Three tenors and a baritone in slo-mo

May 18, 2009|Marc Hirsh, Globe Correspondent

The idea behind Il Divo was simple (and so deviously ingenious that it's no surprise it was masterminded by Simon Cowell): create a youthful counterpart to the Three Tenors using the template of boy-band pop groups. It's a formula that has proved wildly successful, but at Agganis Arena on Thursday, the quartet delivered a show that was almost a parody of how to sanitize popular culture for an audience that feels it's passed them by.

The incessant drive for elegance recalled the scene in "Titanic" where the passengers retired to their respective evening entertainments: boring cigar chitchat in first class and raucous dancing down in steerage.

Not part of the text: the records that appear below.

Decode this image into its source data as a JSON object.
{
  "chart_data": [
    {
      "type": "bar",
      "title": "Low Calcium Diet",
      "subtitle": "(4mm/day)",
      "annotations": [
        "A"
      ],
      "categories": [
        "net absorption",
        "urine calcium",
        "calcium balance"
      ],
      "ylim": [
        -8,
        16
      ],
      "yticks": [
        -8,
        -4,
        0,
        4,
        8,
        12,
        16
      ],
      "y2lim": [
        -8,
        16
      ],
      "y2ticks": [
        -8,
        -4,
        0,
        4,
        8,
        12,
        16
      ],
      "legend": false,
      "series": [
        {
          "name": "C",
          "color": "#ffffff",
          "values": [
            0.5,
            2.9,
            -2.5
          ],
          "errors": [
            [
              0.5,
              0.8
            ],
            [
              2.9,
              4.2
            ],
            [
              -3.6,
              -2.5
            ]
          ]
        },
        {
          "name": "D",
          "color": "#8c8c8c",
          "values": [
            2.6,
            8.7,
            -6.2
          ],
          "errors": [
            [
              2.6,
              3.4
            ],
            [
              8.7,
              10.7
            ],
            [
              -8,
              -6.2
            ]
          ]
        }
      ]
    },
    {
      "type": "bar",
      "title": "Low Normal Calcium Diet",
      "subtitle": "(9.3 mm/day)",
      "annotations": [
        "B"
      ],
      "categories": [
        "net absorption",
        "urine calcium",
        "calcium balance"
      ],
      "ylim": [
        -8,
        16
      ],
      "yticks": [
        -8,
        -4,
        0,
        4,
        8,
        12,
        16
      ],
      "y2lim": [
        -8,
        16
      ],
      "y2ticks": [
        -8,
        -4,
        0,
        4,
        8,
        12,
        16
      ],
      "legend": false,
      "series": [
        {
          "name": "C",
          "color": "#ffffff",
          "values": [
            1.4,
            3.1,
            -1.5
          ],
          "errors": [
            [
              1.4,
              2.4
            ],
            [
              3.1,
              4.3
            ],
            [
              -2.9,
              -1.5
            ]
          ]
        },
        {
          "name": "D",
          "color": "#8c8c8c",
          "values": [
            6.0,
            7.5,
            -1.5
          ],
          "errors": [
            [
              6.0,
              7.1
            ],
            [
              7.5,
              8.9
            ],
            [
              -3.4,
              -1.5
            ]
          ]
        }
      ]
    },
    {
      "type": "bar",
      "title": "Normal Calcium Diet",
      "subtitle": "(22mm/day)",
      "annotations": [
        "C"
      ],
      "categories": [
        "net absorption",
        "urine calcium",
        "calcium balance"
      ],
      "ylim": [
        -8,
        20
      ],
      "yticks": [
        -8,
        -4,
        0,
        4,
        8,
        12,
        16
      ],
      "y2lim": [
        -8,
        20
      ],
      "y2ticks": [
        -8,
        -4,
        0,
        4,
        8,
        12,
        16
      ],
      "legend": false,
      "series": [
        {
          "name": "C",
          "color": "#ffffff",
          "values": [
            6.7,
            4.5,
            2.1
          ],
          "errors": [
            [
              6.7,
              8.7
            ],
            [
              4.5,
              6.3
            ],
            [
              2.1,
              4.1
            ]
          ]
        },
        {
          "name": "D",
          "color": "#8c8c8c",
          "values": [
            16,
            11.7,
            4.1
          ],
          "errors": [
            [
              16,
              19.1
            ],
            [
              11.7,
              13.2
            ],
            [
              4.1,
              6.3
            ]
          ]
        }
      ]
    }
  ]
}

With its operatic approach to pop songs such as "Unbreak My Heart" and "The Winner Takes It All," Il Divo was the first-class crowd, tasteful to the point of inertness.

And inertness there was. With the lyrics to each song divided up and passed around (an old boy-band trick), each member of the group would sing his one line and then stand motionless, arms down by his side as he waited for his part of the song to come around again. Their wanderings around the oval walkway that extended out into the audience were likewise stultifyingly deliberate and smooth, and the videos showing on the giant screen behind them occasionally showed the band not only motionless but in slow motion.

As a result, the performances seemed strangely muted for something that was clearly meant to brim with passion. Instead, songs like "Adagio" were all faked emotion, which was underlined by Sébastien Izambard preceding "Everytime I Look at You" by asking "Would you like us to be more intimate?" With the orchestra still playing at full power, that pretty much just meant that the singers sat on stools.

The real problem was that Il Divo's entire approach diminished even great songs like "Bridge Over Troubled Water" and Leonard Cohen's "Hallelujah," the latter of which - featuring one of pop music's most delicately chosen English-language lyrics - was sung in Spanish for no good reason. It seemed like a commentary saying that these songs could be good, if only somebody would translate them into Romance languages and smother them with a symphony, three tenors, and a baritone.

"Enough cheesiness," declared Carlos Marin after making a joke about the curl in his hair. The show wasn't even half over.